RESPONSE to xiaocanna notifications@github.com
There are chromosomes with one or two SNPs only, or a few. If you run say the first 10 chromosomes, it works, though the results are Ne of millions.
maxNCHROM=10 ### Maximum number of chromosomes to be analysed (-99 = all chromosomes)
Armando.
I am trying to run GONE with 10k and 100k SNPs for a non-human dataset, but seem to be getting the following error.
The example dataset works fine. The only difference I can find is that the example dataset has chromosome numbers with just 1 number in the map file:
While my map file has chromosome numbers in a longer string. Is this potentially a problem? Would it be possible to accommodate more values in the chromosome column?

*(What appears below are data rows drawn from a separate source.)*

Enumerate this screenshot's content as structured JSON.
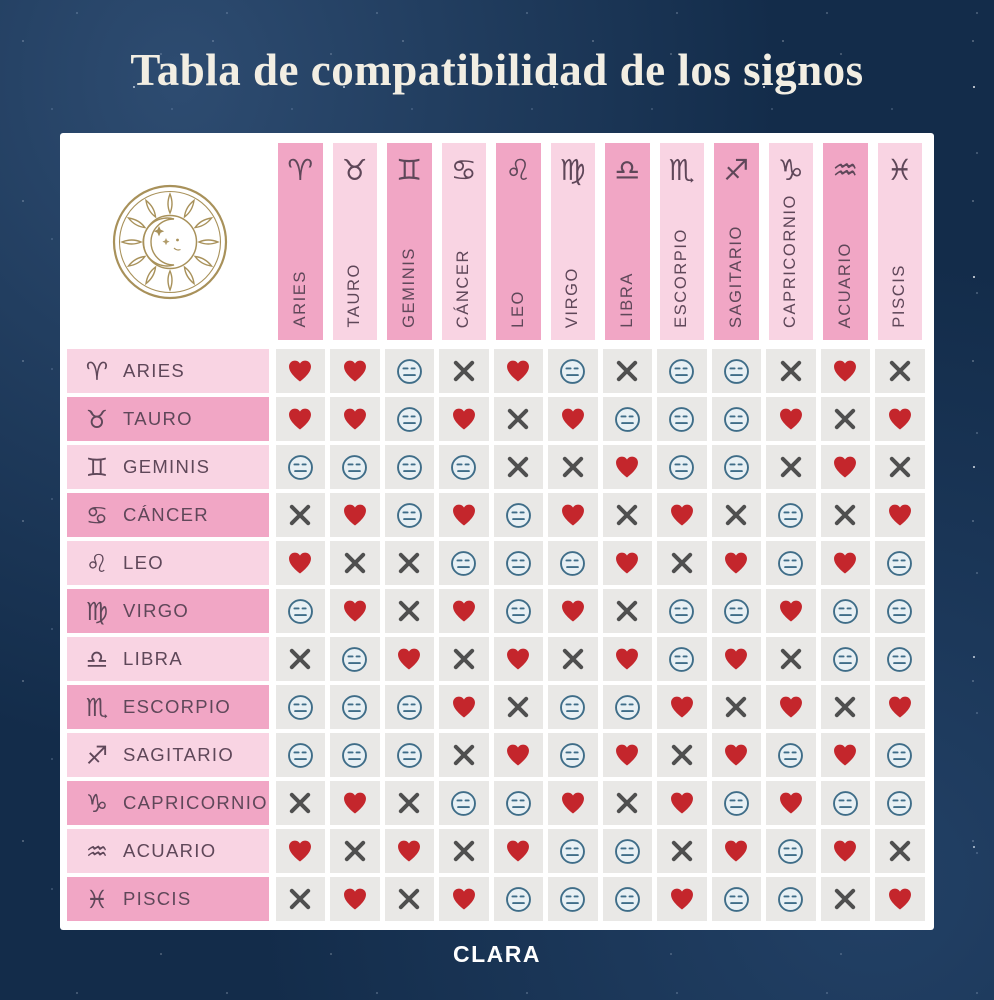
{
  "title": "Tabla de compatibilidad de los signos",
  "footer": {
    "brand": "CLARA"
  },
  "logo": {
    "name": "sun-moon-logo",
    "color": "#a8915a"
  },
  "colors": {
    "background_navy": "#132c4a",
    "panel_white": "#ffffff",
    "pink_dark": "#f1a6c5",
    "pink_light": "#f9d4e3",
    "cell_grey": "#e9e8e6",
    "heart_red": "#c4262c",
    "x_grey": "#4f4f4f",
    "face_stroke_blue": "#3f6d88",
    "face_fill_blue": "#e8f0f4",
    "label_mauve": "#5f4759",
    "title_cream": "#f2eee3"
  },
  "signs": [
    {
      "name": "ARIES",
      "symbol": "♈"
    },
    {
      "name": "TAURO",
      "symbol": "♉"
    },
    {
      "name": "GEMINIS",
      "symbol": "♊"
    },
    {
      "name": "CÁNCER",
      "symbol": "♋"
    },
    {
      "name": "LEO",
      "symbol": "♌"
    },
    {
      "name": "VIRGO",
      "symbol": "♍"
    },
    {
      "name": "LIBRA",
      "symbol": "♎"
    },
    {
      "name": "ESCORPIO",
      "symbol": "♏"
    },
    {
      "name": "SAGITARIO",
      "symbol": "♐"
    },
    {
      "name": "CAPRICORNIO",
      "symbol": "♑"
    },
    {
      "name": "ACUARIO",
      "symbol": "♒"
    },
    {
      "name": "PISCIS",
      "symbol": "♓"
    }
  ],
  "chart_data": {
    "type": "table",
    "title": "Tabla de compatibilidad de los signos",
    "legend": {
      "H": "corazón (alta compatibilidad)",
      "N": "cara neutral (compatibilidad media)",
      "X": "cruz (incompatible)"
    },
    "columns": [
      "ARIES",
      "TAURO",
      "GEMINIS",
      "CÁNCER",
      "LEO",
      "VIRGO",
      "LIBRA",
      "ESCORPIO",
      "SAGITARIO",
      "CAPRICORNIO",
      "ACUARIO",
      "PISCIS"
    ],
    "rows": [
      "ARIES",
      "TAURO",
      "GEMINIS",
      "CÁNCER",
      "LEO",
      "VIRGO",
      "LIBRA",
      "ESCORPIO",
      "SAGITARIO",
      "CAPRICORNIO",
      "ACUARIO",
      "PISCIS"
    ],
    "matrix": [
      [
        "H",
        "H",
        "N",
        "X",
        "H",
        "N",
        "X",
        "N",
        "N",
        "X",
        "H",
        "X"
      ],
      [
        "H",
        "H",
        "N",
        "H",
        "X",
        "H",
        "N",
        "N",
        "N",
        "H",
        "X",
        "H"
      ],
      [
        "N",
        "N",
        "N",
        "N",
        "X",
        "X",
        "H",
        "N",
        "N",
        "X",
        "H",
        "X"
      ],
      [
        "X",
        "H",
        "N",
        "H",
        "N",
        "H",
        "X",
        "H",
        "X",
        "N",
        "X",
        "H"
      ],
      [
        "H",
        "X",
        "X",
        "N",
        "N",
        "N",
        "H",
        "X",
        "H",
        "N",
        "H",
        "N"
      ],
      [
        "N",
        "H",
        "X",
        "H",
        "N",
        "H",
        "X",
        "N",
        "N",
        "H",
        "N",
        "N"
      ],
      [
        "X",
        "N",
        "H",
        "X",
        "H",
        "X",
        "H",
        "N",
        "H",
        "X",
        "N",
        "N"
      ],
      [
        "N",
        "N",
        "N",
        "H",
        "X",
        "N",
        "N",
        "H",
        "X",
        "H",
        "X",
        "H"
      ],
      [
        "N",
        "N",
        "N",
        "X",
        "H",
        "N",
        "H",
        "X",
        "H",
        "N",
        "H",
        "N"
      ],
      [
        "X",
        "H",
        "X",
        "N",
        "N",
        "H",
        "X",
        "H",
        "N",
        "H",
        "N",
        "N"
      ],
      [
        "H",
        "X",
        "H",
        "X",
        "H",
        "N",
        "N",
        "X",
        "H",
        "N",
        "H",
        "X"
      ],
      [
        "X",
        "H",
        "X",
        "H",
        "N",
        "N",
        "N",
        "H",
        "N",
        "N",
        "X",
        "H"
      ]
    ]
  }
}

If anyone is able to suggest how I can rename the chromosome numbers without the whole string, I would be very thankful!
Much appreciated!
Edit: I used awk to change the chromosome names to just numbers within 200, and it now does not have the error that the chromosome can't be read. Although I am met with a new error, while running it on 10k SNPs and just 25 chromosomes that the outfiles can't be read.